The State School Teachers’ Union of WA (SSTUWA) has called on the state government to secure all early childhood students’ right to access play-based learning (PBL) at WA schools.
The union has today launched its Play is Learning campaign urging the government to act immediately and decisively to secure PBL practice in the early years of WA schooling.
SSTUWA President Pat Byrne said play based learning was vital in utilising children’s play as a context for learning.
“It is recognised as a highly effective building block in bringing children’s learning to a higher level, it stimulates children’s cognitive, emotional and social development,” she said.
“Evidence based research shows that adult involvement in children’s play can extend learning opportunities within the play itself, through the provision of developmentally appropriate play experiences.”
The union surveyed 617 early childhood teachers (ECTs), school administrators and principals on early childhood education (ECE) from October to December last year.
Results revealed more than 70 per cent of those surveyed experienced difficulties in trying to implement a play-based curriculum in WA classrooms.
Director of Early Childhood Education at Murdoch University, Dr Sandra Hesterman, used the responses as the basis of a research paper, The State of Play in WA, also released today.
Ms Byrne said research has shown comprehensively and conclusively that PBL has far reaching benefits for children, including improved academic outcomes, wellbeing, creativity, problem-solving and social skills.
“The biggest issue we have is many people see PBL as “just play”, but this is not the case.

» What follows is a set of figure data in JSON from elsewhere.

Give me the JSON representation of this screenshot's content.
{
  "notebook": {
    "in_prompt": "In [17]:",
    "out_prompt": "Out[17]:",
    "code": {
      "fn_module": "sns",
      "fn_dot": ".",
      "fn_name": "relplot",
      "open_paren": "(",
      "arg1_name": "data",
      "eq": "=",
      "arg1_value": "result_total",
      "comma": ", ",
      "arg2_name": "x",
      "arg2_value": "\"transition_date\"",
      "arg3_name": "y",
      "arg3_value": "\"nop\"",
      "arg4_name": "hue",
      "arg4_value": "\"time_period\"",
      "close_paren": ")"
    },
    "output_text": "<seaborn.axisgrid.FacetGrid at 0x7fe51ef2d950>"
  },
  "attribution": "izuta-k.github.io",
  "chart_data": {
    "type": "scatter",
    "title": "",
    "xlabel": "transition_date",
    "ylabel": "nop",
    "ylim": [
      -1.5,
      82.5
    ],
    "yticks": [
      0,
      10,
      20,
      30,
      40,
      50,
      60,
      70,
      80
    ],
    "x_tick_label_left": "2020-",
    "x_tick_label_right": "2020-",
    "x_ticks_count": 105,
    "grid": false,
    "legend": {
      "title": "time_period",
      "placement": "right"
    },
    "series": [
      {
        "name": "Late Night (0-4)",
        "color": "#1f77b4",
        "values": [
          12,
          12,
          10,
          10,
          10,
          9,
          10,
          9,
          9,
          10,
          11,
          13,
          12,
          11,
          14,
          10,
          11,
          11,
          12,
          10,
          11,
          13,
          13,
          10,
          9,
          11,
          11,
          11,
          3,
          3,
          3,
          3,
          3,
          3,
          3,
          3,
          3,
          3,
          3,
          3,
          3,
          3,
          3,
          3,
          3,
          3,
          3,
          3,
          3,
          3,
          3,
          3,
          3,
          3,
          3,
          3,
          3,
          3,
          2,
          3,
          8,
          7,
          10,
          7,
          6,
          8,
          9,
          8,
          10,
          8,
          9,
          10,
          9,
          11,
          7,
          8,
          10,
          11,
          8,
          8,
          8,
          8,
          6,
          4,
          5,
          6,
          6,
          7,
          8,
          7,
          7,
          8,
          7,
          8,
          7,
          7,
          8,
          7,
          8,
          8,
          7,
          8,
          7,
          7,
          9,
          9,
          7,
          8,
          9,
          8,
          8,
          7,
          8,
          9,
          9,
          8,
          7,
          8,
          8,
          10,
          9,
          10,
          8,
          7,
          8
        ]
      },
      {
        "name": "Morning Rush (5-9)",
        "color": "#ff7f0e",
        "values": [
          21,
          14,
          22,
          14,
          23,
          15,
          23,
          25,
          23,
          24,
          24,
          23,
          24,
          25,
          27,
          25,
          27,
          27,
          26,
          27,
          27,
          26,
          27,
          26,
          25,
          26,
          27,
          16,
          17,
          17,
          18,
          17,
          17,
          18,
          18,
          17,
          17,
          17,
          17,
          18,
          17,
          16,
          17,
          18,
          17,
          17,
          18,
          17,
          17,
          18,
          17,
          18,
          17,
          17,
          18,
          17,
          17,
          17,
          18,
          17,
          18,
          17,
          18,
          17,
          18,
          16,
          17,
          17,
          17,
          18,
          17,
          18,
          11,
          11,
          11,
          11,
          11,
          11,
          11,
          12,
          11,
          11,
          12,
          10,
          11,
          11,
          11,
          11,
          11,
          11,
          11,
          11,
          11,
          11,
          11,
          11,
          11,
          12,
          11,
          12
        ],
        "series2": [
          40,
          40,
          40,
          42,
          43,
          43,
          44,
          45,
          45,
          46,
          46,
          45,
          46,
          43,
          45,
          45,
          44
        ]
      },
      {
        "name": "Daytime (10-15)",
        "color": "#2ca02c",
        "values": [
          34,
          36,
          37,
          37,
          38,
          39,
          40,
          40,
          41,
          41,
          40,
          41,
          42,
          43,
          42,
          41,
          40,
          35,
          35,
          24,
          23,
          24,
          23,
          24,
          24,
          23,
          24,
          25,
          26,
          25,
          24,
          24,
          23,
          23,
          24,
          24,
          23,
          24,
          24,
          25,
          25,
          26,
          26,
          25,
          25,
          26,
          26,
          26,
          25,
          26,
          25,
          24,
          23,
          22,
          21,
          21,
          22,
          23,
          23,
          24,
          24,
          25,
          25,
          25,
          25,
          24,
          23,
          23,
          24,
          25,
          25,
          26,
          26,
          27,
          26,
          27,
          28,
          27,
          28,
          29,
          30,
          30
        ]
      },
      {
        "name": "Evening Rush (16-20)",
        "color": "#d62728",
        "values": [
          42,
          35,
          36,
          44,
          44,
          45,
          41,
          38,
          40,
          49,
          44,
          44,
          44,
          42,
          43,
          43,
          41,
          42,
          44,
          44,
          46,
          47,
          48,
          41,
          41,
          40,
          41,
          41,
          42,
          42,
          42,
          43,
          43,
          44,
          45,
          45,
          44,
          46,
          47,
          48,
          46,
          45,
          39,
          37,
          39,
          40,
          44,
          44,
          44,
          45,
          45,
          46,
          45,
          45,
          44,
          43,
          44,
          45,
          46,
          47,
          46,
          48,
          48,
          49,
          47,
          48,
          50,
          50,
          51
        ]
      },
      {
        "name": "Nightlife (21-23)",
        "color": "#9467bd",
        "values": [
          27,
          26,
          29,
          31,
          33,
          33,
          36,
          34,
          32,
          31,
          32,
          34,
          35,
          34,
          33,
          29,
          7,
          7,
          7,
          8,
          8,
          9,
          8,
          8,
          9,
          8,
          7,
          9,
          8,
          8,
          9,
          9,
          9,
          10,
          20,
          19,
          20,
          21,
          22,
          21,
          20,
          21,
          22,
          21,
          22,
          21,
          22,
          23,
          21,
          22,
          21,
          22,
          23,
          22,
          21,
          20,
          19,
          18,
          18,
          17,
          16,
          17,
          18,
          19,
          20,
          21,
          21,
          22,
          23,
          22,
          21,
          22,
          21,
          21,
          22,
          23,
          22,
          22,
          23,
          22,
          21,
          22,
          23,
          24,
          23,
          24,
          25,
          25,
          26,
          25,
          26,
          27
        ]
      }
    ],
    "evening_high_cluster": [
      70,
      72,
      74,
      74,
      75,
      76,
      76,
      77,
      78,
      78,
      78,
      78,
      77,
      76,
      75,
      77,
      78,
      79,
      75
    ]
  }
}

PBL is when the teacher sets up an environment with a range of activities that spark open-ended inquiry experiences and allow the child to explore what interests them, with the teacher playing a supporting role in facilitating learning when required,” she said.
“Our members and early childhood advocates have cited a decline in child-initiated and self-directed play in recent years from kindergarten, pre-primary and year 1 and 2 classrooms as a result of an increasing tendency towards more formalised learning at earlier stages.

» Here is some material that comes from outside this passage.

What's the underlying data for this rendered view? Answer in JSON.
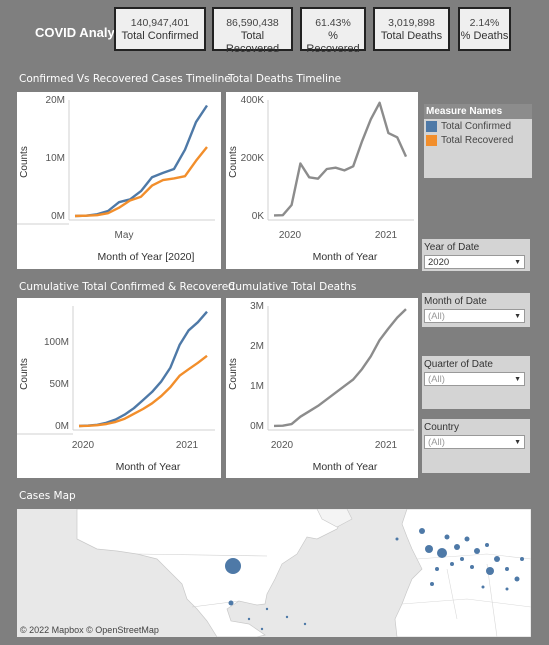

“The SSTUWA supports a state-wide play strategy which outlines the benefits of PBL and promotes a balanced approach between PBL and teacher-led explicit instruction.
“Explicit instruction has its place integrated within a play-based model, but a state-wide play strategy needs to be clearly articulated under the leadership of the department to ensure that principals, educators and parents share an understanding of early childhood pedagogy and an appreciation of its importance for the wellbeing of young children.

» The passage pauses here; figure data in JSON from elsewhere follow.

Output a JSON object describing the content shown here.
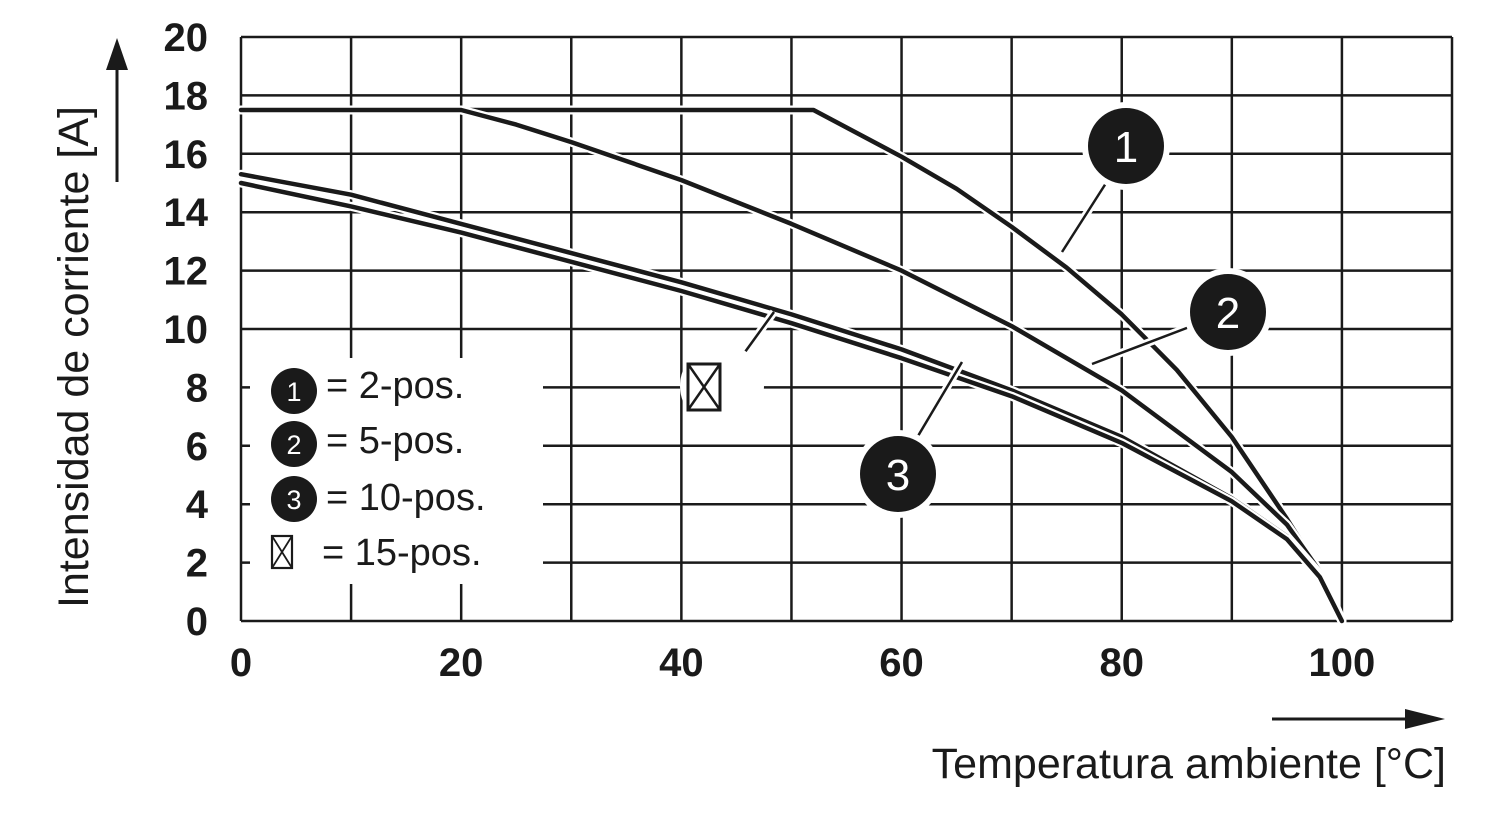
{
  "chart_data": {
    "type": "line",
    "ylabel": "Intensidad de corriente [A]",
    "xlabel": "Temperatura ambiente [°C]",
    "xlim": [
      0,
      110
    ],
    "ylim": [
      0,
      20
    ],
    "x_ticks": [
      "0",
      "20",
      "40",
      "60",
      "80",
      "100"
    ],
    "y_ticks": [
      "0",
      "2",
      "4",
      "6",
      "8",
      "10",
      "12",
      "14",
      "16",
      "18",
      "20"
    ],
    "grid": true,
    "legend_position": "bottom-left",
    "series": [
      {
        "name": "2-pos.",
        "marker": "1",
        "x": [
          0,
          52,
          55,
          60,
          65,
          70,
          75,
          80,
          85,
          90,
          95,
          97,
          99,
          100
        ],
        "y": [
          17.5,
          17.5,
          16.9,
          15.9,
          14.8,
          13.5,
          12.1,
          10.5,
          8.6,
          6.3,
          3.5,
          2.3,
          0.9,
          0
        ]
      },
      {
        "name": "5-pos.",
        "marker": "2",
        "x": [
          0,
          20,
          25,
          30,
          40,
          50,
          60,
          70,
          80,
          90,
          95,
          98,
          100
        ],
        "y": [
          17.5,
          17.5,
          17.0,
          16.4,
          15.1,
          13.6,
          12.0,
          10.1,
          7.9,
          5.1,
          3.3,
          1.7,
          0
        ]
      },
      {
        "name": "10-pos.",
        "marker": "3",
        "x": [
          0,
          10,
          20,
          30,
          40,
          50,
          60,
          70,
          80,
          90,
          95,
          98,
          100
        ],
        "y": [
          15.3,
          14.6,
          13.6,
          12.6,
          11.6,
          10.5,
          9.3,
          7.9,
          6.3,
          4.2,
          2.9,
          1.6,
          0
        ]
      },
      {
        "name": "15-pos.",
        "marker": "box",
        "x": [
          0,
          10,
          20,
          30,
          40,
          50,
          60,
          70,
          80,
          90,
          95,
          98,
          100
        ],
        "y": [
          15.0,
          14.2,
          13.3,
          12.3,
          11.3,
          10.2,
          9.0,
          7.7,
          6.1,
          4.1,
          2.8,
          1.5,
          0
        ]
      }
    ],
    "legend": [
      {
        "marker": "1",
        "label": "= 2-pos."
      },
      {
        "marker": "2",
        "label": "= 5-pos."
      },
      {
        "marker": "3",
        "label": "= 10-pos."
      },
      {
        "marker": "box",
        "label": "= 15-pos."
      }
    ]
  }
}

“Our members are concerned that the setting of premature targets in early learning is having a negative effect - too much emphasis is being placed on formal assessments for young children at a very young age, the consequence of which is to limit the extent of PBL in K-3 classrooms.
“Teachers are under increasing pressure to meet assessment outcomes dictated from above by people who do not work with young children,” Ms Byrne said.
More than 80 per cent of survey participants supported more PBL in early childhood classrooms.
“The curriculum expectations are far too great for younger children, there is a lot of pressure for them to learn,” one respondent said.
“Children are not given the opportunity to discover, create, interact and gain confidence when they are being inundated with an overloaded curriculum.”
Another called for “less pressure on school leaders and teachers to achieve NAPLAN results as this interferes with a focus on play-based learning”.
Recommendations from the research paper include ECTs being consulted on PBL pedagogies and ECE curriculum development, the provision of professional learning on PBL to non-ECE teachers and school leaders and for a review on reporting requirements for ECE.